木質バイオマスボイラー運転開始 CO2年間3500トン削減 ダイナックス苫小牧工場
自動車部品製造業ダイナックス(本社千歳市、伊藤和弘社長)は27日、苫小牧市柏原の苫小牧工場に新設した木質バイオマスボイラーの火入れ式を行った。カーボンニュートラル(CN、温室効果ガスの排出ゼロ)実現を目指す事業で、二酸化炭素(CO2)の排出減はもちろん、廃棄物の削減にもつなげる狙い。年内の試運転を経て、来年1月から本格稼働する。
同社は自動車部品のクラッチ板製造で、トランスミッション台数ベースで世界一。CNも2050年達成を目標に掲げ、温室効果ガス排出量は30年までに19年度比で46%削減する方針。国内製造拠点の苫小牧、千歳で先進的な事業を進めている。木質バイオマスボイラーは22年11月から、経済産業省の支援事業に採択され、総事業費約7億円で遊休地約1170平方メートルに新設工事を進めてきた。

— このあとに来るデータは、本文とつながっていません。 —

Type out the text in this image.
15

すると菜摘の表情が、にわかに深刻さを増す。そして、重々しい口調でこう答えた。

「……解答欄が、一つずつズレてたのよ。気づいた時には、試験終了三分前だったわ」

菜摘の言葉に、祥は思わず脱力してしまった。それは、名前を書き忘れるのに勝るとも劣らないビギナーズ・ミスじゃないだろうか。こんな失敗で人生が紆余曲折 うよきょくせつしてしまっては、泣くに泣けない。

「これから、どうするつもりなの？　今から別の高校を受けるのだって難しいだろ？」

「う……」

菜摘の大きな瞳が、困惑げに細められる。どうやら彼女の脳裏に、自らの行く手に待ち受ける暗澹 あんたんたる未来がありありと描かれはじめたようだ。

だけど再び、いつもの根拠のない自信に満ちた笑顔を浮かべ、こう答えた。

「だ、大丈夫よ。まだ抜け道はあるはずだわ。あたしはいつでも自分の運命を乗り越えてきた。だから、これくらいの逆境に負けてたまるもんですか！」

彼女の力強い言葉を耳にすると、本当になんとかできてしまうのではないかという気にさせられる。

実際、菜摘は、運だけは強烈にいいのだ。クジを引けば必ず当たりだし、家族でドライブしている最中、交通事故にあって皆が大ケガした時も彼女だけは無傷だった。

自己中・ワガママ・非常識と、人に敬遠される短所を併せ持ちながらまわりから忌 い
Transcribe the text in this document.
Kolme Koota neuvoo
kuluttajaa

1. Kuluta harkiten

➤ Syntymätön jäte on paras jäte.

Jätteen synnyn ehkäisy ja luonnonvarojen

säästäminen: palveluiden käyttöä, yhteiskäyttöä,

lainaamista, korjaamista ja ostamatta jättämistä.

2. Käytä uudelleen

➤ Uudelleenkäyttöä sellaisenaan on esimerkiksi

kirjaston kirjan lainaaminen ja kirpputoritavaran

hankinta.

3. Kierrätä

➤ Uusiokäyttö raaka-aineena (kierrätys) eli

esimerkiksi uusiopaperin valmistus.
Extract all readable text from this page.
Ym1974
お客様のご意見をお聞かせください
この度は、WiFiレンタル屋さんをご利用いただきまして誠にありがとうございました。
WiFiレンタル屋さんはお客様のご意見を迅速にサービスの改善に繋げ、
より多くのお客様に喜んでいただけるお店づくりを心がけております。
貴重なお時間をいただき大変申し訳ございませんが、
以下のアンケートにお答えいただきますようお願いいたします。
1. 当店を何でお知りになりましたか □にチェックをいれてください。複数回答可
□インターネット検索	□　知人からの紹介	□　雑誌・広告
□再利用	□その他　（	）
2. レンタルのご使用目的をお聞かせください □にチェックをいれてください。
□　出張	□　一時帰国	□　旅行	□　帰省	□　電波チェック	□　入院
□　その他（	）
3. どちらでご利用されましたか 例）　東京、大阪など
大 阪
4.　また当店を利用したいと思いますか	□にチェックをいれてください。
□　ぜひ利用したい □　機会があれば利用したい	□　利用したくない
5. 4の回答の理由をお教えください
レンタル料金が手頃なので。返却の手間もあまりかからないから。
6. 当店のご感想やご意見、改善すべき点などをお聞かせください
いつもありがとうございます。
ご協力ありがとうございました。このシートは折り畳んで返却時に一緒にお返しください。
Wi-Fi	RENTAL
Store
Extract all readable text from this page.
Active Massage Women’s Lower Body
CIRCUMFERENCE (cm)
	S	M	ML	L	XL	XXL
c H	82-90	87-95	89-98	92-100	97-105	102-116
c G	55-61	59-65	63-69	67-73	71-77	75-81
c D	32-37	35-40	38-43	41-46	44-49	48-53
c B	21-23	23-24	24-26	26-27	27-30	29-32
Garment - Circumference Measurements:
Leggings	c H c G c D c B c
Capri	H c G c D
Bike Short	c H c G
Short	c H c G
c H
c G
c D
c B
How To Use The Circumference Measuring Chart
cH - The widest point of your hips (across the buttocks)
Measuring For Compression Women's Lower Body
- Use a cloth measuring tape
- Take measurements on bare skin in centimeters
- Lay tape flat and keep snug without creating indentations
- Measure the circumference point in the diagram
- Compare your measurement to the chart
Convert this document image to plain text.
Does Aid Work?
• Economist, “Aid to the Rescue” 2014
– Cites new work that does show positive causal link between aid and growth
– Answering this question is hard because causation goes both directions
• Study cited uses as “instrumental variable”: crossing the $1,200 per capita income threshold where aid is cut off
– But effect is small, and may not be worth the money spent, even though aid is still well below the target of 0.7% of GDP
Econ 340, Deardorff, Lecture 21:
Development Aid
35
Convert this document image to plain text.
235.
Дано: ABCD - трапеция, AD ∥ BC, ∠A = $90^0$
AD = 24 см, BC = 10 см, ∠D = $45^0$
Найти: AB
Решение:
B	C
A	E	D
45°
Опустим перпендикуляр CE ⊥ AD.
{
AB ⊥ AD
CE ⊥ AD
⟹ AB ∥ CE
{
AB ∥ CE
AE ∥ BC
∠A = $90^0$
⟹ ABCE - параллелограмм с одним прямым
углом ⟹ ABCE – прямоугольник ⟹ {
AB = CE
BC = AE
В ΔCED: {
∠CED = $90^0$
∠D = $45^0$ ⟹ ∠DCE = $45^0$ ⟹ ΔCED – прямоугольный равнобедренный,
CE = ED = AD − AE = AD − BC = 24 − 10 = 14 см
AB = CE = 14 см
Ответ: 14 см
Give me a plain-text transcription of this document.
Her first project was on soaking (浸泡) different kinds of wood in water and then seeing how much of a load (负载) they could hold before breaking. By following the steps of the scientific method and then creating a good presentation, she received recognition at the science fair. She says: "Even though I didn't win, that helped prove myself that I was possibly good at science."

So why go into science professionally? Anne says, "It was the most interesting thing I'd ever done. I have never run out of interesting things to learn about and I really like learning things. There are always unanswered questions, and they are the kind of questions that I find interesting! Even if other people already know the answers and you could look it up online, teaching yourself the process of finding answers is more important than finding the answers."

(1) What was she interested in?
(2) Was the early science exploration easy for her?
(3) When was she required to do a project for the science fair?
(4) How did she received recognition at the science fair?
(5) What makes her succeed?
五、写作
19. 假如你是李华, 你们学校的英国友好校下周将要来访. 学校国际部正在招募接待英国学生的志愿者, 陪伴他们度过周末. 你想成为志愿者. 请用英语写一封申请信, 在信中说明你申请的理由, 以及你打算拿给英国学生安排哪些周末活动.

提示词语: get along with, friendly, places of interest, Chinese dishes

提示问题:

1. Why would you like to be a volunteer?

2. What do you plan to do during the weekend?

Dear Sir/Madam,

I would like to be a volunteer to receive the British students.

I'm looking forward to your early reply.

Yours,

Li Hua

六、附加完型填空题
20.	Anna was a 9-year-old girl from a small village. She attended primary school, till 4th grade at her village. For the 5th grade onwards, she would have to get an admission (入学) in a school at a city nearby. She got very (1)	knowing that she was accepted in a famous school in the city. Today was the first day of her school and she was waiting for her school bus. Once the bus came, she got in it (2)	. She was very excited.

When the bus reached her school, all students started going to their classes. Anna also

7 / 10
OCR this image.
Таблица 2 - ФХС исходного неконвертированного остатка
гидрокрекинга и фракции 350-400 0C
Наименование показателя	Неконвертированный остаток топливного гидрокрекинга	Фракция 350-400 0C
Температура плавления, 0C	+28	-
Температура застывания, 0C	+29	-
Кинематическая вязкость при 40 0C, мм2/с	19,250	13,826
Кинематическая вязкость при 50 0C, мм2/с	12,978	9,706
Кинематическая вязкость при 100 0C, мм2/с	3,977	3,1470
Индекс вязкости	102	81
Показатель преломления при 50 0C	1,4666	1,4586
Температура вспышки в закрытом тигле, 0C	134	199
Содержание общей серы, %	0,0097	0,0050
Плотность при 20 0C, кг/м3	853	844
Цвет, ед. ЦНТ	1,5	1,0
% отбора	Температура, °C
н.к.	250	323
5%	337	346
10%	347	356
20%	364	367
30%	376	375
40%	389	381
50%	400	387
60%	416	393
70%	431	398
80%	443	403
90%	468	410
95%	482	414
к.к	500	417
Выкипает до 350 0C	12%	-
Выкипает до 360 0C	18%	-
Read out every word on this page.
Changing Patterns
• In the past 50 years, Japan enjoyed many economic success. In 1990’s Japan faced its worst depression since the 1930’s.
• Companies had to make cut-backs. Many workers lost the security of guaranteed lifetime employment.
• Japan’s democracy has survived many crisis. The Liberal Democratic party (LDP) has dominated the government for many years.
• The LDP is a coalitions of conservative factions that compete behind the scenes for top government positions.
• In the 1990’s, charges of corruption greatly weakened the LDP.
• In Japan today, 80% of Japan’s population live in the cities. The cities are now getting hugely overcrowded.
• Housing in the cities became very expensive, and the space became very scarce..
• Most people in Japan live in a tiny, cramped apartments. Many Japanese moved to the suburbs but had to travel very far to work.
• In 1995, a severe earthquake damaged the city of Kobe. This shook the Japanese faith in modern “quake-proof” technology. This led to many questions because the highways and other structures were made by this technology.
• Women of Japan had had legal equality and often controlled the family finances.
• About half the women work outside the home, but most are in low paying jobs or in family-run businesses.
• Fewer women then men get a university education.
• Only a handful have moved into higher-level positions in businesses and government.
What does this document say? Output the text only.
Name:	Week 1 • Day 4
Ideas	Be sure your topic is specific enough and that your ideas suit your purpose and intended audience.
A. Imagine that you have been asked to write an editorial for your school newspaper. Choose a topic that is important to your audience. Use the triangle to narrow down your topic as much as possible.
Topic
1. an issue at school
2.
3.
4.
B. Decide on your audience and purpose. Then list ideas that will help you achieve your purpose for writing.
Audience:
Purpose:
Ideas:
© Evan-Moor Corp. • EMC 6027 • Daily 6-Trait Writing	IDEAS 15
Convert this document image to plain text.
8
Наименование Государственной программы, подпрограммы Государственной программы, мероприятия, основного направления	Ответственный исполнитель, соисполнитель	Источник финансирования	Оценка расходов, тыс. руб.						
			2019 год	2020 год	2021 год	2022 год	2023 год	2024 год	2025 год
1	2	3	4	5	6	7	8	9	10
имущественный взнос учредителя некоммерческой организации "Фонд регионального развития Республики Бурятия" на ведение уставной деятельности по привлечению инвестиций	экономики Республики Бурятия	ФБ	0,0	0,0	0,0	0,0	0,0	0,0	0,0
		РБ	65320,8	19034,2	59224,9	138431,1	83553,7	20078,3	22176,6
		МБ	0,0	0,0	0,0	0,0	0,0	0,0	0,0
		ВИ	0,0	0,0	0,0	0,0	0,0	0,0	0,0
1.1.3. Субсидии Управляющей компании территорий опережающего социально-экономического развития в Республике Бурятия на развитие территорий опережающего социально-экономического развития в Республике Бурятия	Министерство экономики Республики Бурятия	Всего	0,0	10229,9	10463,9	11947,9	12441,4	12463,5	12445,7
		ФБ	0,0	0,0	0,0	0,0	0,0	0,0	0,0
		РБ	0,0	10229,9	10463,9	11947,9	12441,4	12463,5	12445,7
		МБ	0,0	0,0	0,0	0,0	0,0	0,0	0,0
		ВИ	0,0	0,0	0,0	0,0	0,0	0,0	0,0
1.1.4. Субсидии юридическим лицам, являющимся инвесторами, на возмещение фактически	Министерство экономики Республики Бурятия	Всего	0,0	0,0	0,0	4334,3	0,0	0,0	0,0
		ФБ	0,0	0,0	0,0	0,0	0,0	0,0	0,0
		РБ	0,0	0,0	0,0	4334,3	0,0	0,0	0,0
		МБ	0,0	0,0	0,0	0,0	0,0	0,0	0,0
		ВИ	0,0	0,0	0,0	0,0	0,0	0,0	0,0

苫小牧工場では、木質バイオマスボイラー導入に伴い、天然ガスボイラー12台、A重油ボイラー1台を停止。燃料は産業廃棄物の解体材などを砕いた木質チップを基本に、同社の製造過程で発生する天然パルプ由来のペーパーかすも使う。能力は蒸発量1時間当たり4トン。CO2の年間削減量は3501トンで、同社国内工場全体の9・3%に相当する。
27日にボイラー前で火入れ式を行い、伊藤社長ら同社幹部、施工業者ら約30人が粛々と神事に臨み、無事故無災害を願った。同社は苫小牧地域で1日から、大規模太陽光発電設備(メガソーラー)の運用を始めたばかりで、伊藤社長は「メガソーラー、バイオマスでCO2削減効果は16・5%になる。今後は千歳工場も新たなボイラー導入を検討したい。地域の方と協力しながら再生可能エネルギーをさらに導入できたら」と話していた。